An important component of our research is based on feedback from actual users of technologies we cover. So i’m always interested in hearing your experiences (both good and bad). If you would like to share something, please leave a comment here or send me an email at adurga (at) cmswatch (dot) com.

I will hopefully be writing more often from now on on this blog as well as CMS Watch.

Factors Impacting Content Migration

Whether one is implementing a new system or moving from one system to another, content migration is always an important aspect. Each situation is unique and so each migration scenario will have its own roadmap.
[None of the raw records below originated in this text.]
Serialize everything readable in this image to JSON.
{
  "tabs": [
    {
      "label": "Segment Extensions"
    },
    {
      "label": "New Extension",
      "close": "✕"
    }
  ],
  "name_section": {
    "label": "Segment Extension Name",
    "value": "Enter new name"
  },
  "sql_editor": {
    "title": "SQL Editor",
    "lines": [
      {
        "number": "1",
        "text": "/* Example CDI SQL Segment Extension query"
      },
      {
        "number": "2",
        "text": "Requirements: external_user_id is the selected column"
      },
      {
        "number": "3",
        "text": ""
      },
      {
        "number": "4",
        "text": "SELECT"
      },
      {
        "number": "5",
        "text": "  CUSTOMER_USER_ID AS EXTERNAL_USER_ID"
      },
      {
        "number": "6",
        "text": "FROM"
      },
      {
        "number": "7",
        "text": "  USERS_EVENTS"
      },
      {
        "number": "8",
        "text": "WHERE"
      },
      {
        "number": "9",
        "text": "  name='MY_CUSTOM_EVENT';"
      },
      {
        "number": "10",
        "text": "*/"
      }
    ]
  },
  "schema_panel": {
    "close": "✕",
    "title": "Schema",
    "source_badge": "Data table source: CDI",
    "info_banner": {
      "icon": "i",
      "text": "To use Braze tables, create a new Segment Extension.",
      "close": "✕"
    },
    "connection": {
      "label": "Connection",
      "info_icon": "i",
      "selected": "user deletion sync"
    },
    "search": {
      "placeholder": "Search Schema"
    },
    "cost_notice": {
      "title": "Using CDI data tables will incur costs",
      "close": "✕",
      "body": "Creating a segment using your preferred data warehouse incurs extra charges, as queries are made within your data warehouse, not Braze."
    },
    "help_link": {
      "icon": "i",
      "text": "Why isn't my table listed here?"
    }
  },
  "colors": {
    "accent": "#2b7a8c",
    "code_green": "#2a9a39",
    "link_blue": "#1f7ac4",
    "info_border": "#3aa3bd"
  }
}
However, there are some common factors that are present in each migration and can determine how long will the migration last. I’m listing down a few. If you think there are other factors as well, please feel free to comment.

In order to take stock of these factors, one needs to follow a good migration approach and spend decent amount of time in analysis. I will not go into details of such an approach – There are quite a number of good articles on these approaches and in particular I like this one by James Robertson. This post is also not about the importance of content analysis, governance and other best practices  🙂

So here are some factors. At this point in time, these are only high level thoughts and I will probably expand these as and when I get time. So Feedback most welcome.

Source(s) of Content

Where and how the original content lives is probably the most important factor defining migration. It could be in a flat file system, database, another content management system, another application or somewhere else. It is important to understand whether it is stored in a proprietary format or not and how easy is it to access it. Obviously content stored in a table in a relational database is easier  to access as compared to something that is stored in a proprietary format.

Type of Content

Content Type could be Media (Images, Video, Audio), Documents (DOC, XLS, PDFs), text (html, xml), database or something else. Migration time lines are hugely dependent on this – migrating X-RAY images where each file could be couple of MBs or more has different challenges than migrating small text files. And when done across multiple environments, the effort only multiplies.
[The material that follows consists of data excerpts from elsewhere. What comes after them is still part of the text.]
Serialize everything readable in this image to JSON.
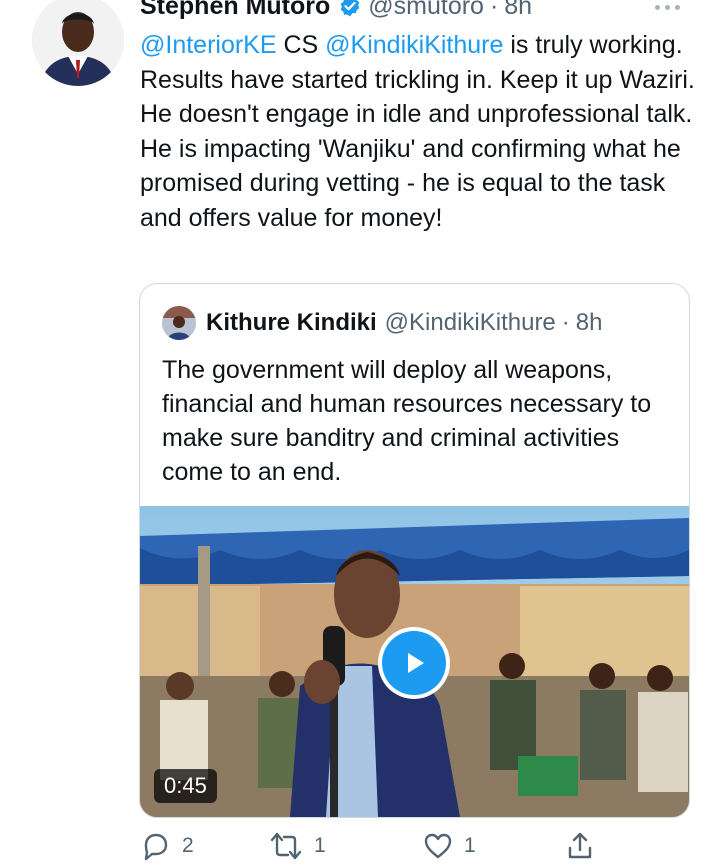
{
  "tweet": {
    "author": {
      "name": "Stephen Mutoro",
      "handle": "@smutoro",
      "separator": "·",
      "time": "8h"
    },
    "text_parts": [
      {
        "text": "@InteriorKE",
        "type": "mention"
      },
      {
        "text": " CS ",
        "type": "text"
      },
      {
        "text": "@KindikiKithure",
        "type": "mention"
      },
      {
        "text": " is truly working. Results have started trickling in. Keep it up Waziri. He doesn't engage in idle and unprofessional talk. He is impacting 'Wanjiku' and confirming what he promised during vetting - he is equal to the task and offers value for money!",
        "type": "text"
      }
    ],
    "quote": {
      "name": "Kithure Kindiki",
      "handle": "@KindikiKithure",
      "separator": "·",
      "time": "8h",
      "text": "The government will deploy all weapons, financial and human resources necessary to make sure banditry and criminal activities come to an end.",
      "video_duration": "0:45"
    },
    "actions": {
      "replies": "2",
      "retweets": "1",
      "likes": "1"
    }
  },
  "icons": {
    "verified": "verified-badge-icon",
    "more": "more-options-icon",
    "reply": "reply-icon",
    "retweet": "retweet-icon",
    "like": "heart-icon",
    "share": "share-icon",
    "play": "play-icon"
  },
  "colors": {
    "accent": "#1d9bf0",
    "text": "#0f1419",
    "secondary": "#536471",
    "border": "#cfd9de"
  }
}
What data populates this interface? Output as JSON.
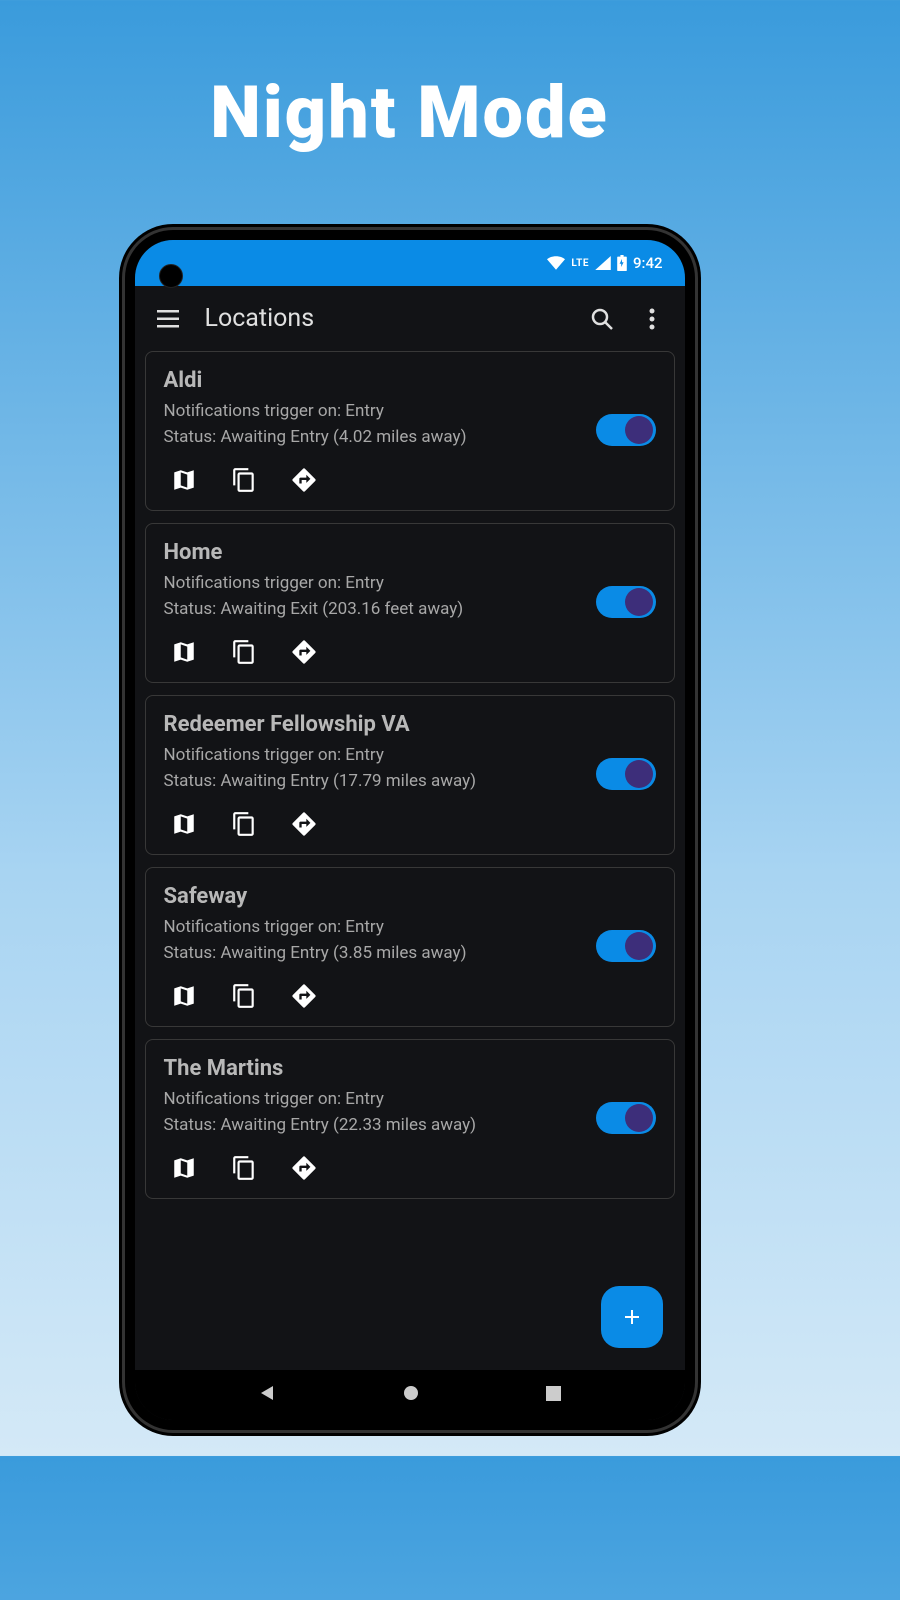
{
  "marketing": {
    "title": "Night Mode"
  },
  "status": {
    "network": "LTE",
    "time": "9:42"
  },
  "appbar": {
    "title": "Locations"
  },
  "locations": [
    {
      "name": "Aldi",
      "trigger": "Notifications trigger on: Entry",
      "status": "Status: Awaiting Entry (4.02 miles away)",
      "enabled": true
    },
    {
      "name": "Home",
      "trigger": "Notifications trigger on: Entry",
      "status": "Status: Awaiting Exit (203.16 feet away)",
      "enabled": true
    },
    {
      "name": "Redeemer Fellowship VA",
      "trigger": "Notifications trigger on: Entry",
      "status": "Status: Awaiting Entry (17.79 miles away)",
      "enabled": true
    },
    {
      "name": "Safeway",
      "trigger": "Notifications trigger on: Entry",
      "status": "Status: Awaiting Entry (3.85 miles away)",
      "enabled": true
    },
    {
      "name": "The Martins",
      "trigger": "Notifications trigger on: Entry",
      "status": "Status: Awaiting Entry (22.33 miles away)",
      "enabled": true
    }
  ]
}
Closely related to this is what the content actually contains? So for example, do you need to migrate multiple languages, encodings and charactersets?

Quality of content

Pranshu gave me this example on twitter the other day. He was involved in a migration scenario in which the headlines of news articles were actually images. So even though migration of body and other fields could be automated, there was a good amount of manual intervention required to convert image headlines to text headlines for destination. Some other examples could be:

  • do all html files follow a template?
  • content with inconsistent metadata (like Male/Female Vs M/F)
  • content with missing metadata that could be mandatory on destination system
  • How much of the content is still relevant?

Amount of Content

Amount as well as the size of files is very relevant. In case of document scenarios, it is important because huge files take time to move across and in case of web content scenarios, it is important especially when things need manual intervention.

Destination System

Is the target system a content management system or is it something else? Does it support the fields that you require or do you need workarounds? Does it provide some mechanism to ingest content? Does it support your metadata and permissioning requirements?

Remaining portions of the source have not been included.